Selon certains auteurs et cours d’appel, tant les tribunaux que les parties pouvaient puiser à même l’esprit et la lettre des critères législatifs d’intervention des tribunaux (ceux des articles 10 et 11 de la FAA) pour réviser, voire annuler une sentence arbitrale pour un motif autre que ceux prévus dans la FAA, afin d’intervenir et de contrôler la sentence lors de son homologation. Là, les parties avaient prévu dans la convention d’arbitrage :

« [t]he United States District Court for the District of Oregon may enter judgment upon any award, either by confirming the award or by vacating, modifying or correcting the award. The Court shall vacate, modify or correct any award: (1) where the arbitrator’s findings of facts are not supported by substantial evidence, or (ii) where the arbitrator’s conclusions of law are erroneous. »

L’autre courant prône que ce n’est que lorsqu’un arbitre commet une erreur de droit manifeste, un « aveuglement » par rapport au droit qu’il se devait péremptoirement d’appliquer à la solution d’un problème que les parties lui avaient référé, que la FAA donne des pouvoirs d’intervention limités aux tribunaux.

Pour la Cour suprême, étant donné que la Loi (FAA) ne prévoit et n’énonce que des motifs précis et graves permettant à un tribunal d’intervenir a posteriori (conflit d’intérêt, partisannerie évidente, fraude, ultra vires…) à l’égard de la sentence, c’est que le législateur n’a pas voulu donner, ni aux tribunaux civils, ni aux parties, le pouvoir ou le loisir d’élargir ces motifs d’intervention. Il importe peu que la convention d’arbitrage soit un contrat. Le consensualisme ne permet pas de dénaturer le modèle voulu par le législateur et dont l’objectif premier est de donner à l’arbitrage un véritable statut indépendant. Les parties doivent s’attendre à l’homologation de la sentence (la FAA donnant au tribunal l’obligation de l’accorder) sauf si la partie attaquant la sentence peut faire valoir l’un des seuls motifs exclusifs d’intervention et de révision prévus aux articles 10 et 11.

Tant Hall Street que Mattel et les intervenants avaient souligné auprès de la Cour suprême les risques de cet arrêt quant à l’institution émergeante qu’est l’arbitrage. Selon Hall Street, ne pas permettre aux parties de s’entendre par convention quant à leur droit de contester la sentence pour des motifs autres que ceux énoncés aux articles 10 et 11 de la FAA sonnerait le glas pour l’arbitrage. Mattel, et les divers intervenants représentaient les chambres d’arbitrage, plaidèrent le contraire.
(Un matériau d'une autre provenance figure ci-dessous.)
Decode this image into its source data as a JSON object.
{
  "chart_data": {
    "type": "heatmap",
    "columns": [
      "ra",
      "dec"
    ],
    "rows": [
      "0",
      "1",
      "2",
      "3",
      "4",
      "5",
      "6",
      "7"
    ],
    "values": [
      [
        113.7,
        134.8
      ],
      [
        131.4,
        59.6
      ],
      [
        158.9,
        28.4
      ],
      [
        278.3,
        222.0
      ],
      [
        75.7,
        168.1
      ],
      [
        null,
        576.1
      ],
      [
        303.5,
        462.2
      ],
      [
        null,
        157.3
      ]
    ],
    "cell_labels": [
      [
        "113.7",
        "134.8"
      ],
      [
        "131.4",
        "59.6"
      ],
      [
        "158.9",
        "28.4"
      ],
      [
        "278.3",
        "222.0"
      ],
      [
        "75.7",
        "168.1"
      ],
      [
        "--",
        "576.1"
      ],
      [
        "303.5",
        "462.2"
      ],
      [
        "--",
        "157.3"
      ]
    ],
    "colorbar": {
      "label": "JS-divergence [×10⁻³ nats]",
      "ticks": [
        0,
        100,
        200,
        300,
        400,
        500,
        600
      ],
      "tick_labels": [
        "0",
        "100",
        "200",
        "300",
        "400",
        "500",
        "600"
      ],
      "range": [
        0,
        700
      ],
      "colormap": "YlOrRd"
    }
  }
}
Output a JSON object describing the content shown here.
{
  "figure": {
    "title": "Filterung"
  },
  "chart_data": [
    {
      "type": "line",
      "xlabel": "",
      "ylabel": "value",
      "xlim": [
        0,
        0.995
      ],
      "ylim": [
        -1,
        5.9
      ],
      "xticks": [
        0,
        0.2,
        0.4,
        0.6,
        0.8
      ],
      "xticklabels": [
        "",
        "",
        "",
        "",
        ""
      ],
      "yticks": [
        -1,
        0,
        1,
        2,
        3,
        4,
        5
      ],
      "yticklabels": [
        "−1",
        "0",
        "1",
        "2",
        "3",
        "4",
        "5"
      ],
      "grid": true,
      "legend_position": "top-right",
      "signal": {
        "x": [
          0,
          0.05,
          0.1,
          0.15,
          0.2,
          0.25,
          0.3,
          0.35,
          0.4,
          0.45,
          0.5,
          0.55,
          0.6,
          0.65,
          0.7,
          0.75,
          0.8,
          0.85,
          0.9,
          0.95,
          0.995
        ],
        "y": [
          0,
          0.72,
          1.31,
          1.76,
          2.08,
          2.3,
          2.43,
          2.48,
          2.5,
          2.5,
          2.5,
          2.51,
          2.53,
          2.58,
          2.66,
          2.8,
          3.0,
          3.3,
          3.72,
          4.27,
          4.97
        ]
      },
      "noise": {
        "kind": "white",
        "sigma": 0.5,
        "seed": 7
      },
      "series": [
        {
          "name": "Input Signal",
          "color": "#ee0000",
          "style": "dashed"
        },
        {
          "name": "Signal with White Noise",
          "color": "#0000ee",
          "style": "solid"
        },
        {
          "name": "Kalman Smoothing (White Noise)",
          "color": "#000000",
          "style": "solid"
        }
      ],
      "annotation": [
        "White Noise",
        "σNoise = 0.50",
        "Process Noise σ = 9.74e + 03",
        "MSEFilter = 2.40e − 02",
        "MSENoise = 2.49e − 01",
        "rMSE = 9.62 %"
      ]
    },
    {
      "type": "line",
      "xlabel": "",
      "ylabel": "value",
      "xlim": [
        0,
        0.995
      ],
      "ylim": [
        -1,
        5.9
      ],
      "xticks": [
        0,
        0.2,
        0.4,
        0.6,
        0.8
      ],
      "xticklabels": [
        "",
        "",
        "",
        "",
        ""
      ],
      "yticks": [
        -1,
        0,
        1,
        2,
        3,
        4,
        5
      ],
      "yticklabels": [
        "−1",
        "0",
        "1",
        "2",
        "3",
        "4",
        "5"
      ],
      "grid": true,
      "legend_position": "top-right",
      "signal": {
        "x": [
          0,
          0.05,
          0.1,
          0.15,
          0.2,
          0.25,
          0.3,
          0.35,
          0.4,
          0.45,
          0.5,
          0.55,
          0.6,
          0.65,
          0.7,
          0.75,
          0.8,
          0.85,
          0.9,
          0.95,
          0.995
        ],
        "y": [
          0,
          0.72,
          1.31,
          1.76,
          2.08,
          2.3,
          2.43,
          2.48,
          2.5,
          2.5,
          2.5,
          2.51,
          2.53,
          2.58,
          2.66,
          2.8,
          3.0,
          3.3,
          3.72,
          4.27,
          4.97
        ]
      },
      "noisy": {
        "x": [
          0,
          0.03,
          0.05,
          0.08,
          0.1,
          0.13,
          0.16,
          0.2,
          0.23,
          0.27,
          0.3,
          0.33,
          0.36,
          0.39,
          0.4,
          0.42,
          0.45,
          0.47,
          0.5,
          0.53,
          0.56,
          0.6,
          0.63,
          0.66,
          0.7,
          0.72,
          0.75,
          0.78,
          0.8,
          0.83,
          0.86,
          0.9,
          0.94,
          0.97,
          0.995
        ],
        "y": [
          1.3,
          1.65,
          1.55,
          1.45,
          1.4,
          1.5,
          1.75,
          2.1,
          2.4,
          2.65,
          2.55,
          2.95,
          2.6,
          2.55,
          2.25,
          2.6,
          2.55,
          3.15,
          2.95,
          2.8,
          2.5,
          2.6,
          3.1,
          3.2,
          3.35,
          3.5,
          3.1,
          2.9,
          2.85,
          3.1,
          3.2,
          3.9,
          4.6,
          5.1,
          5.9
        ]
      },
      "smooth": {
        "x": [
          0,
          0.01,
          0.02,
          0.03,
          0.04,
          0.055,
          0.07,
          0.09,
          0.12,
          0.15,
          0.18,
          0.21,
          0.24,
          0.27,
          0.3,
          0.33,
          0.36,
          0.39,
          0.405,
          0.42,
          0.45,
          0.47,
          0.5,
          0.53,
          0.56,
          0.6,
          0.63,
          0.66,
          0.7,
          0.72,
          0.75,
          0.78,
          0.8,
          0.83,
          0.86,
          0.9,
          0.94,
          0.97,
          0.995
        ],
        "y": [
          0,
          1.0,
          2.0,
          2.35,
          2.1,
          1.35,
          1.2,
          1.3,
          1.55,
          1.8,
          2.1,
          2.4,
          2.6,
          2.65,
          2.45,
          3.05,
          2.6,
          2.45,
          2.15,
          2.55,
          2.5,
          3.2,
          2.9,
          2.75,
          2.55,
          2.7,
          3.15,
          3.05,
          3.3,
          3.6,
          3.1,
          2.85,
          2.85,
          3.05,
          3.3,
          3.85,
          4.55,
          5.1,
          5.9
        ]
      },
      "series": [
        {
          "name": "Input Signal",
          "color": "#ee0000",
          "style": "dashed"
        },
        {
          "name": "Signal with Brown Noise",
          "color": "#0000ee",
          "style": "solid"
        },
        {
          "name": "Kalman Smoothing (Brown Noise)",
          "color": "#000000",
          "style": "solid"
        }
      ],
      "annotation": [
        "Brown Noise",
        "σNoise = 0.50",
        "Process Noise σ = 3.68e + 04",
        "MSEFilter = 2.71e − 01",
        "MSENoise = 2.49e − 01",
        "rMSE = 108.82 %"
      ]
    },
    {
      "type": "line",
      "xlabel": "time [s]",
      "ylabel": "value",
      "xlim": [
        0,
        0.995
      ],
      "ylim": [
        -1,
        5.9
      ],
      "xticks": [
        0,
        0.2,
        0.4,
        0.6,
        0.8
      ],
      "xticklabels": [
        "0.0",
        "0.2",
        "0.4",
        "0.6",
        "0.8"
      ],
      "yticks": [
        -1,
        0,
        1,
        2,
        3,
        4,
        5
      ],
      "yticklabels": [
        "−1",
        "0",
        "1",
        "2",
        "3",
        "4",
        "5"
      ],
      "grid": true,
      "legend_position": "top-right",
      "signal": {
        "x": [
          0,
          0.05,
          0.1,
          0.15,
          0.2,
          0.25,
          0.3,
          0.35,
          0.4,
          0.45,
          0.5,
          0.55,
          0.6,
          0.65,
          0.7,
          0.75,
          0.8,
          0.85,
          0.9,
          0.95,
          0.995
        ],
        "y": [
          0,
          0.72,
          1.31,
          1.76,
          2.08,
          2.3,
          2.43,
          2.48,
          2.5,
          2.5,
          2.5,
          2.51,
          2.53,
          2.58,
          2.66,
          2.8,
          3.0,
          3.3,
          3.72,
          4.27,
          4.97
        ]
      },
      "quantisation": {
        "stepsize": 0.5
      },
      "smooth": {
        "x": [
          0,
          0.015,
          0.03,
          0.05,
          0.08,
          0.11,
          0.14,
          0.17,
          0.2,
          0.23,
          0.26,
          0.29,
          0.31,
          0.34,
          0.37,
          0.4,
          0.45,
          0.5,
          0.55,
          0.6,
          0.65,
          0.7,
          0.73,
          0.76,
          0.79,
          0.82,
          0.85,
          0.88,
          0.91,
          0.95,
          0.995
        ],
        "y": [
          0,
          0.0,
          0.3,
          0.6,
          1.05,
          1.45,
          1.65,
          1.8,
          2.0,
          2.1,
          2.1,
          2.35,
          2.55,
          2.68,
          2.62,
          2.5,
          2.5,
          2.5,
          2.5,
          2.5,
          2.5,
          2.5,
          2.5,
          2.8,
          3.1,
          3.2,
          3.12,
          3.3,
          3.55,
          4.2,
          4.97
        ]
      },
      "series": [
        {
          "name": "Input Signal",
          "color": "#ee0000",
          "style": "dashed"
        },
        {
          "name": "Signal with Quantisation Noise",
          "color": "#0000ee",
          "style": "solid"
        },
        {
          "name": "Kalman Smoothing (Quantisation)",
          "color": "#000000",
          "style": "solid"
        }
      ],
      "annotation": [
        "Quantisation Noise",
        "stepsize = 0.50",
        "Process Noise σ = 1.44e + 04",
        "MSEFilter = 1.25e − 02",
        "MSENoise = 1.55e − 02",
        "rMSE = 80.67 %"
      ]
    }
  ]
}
Le juge Souter, rendant les motifs pour la Cour, refusa de prononcer, se contentant de souligner que la Cour se contentait de donner effet à la loi.

Au Québec, ce sont les articles 946, 946.4 et 946.5 C.p.c. qui traitent des moyens de contestation d’une requête visant à faire homologuer la sentence arbitrale. On peut constater que les cas spécifiques prévus et donnant compétence aux tribunaux afin d’annuler la sentence sont aussi limitatifs que ceux ces articles 10 et 11 de la FAA. La Cour suprême du Canada a déclaré le caractère exhaustif des motifs prévus aux articles 946.4 et 946.5 C.p.c. pour qu’un tribunal puisse refuser l’homologation.

On peut donc conclure qu’il est probable que le raisonnement suivi dans l’arrêt Hall Street Associates soit valable en droit québécois. Il y a donc lieu de faire attention à la rédaction d’une clause d’arbitrage si l’objectif recherché est d’élargir le champ d’intervention des tribunaux au-delà de ce que le Code de procédure civile permet.

Par Laurent Debrun, avocat chez Kaufman Laramée, à Montréal.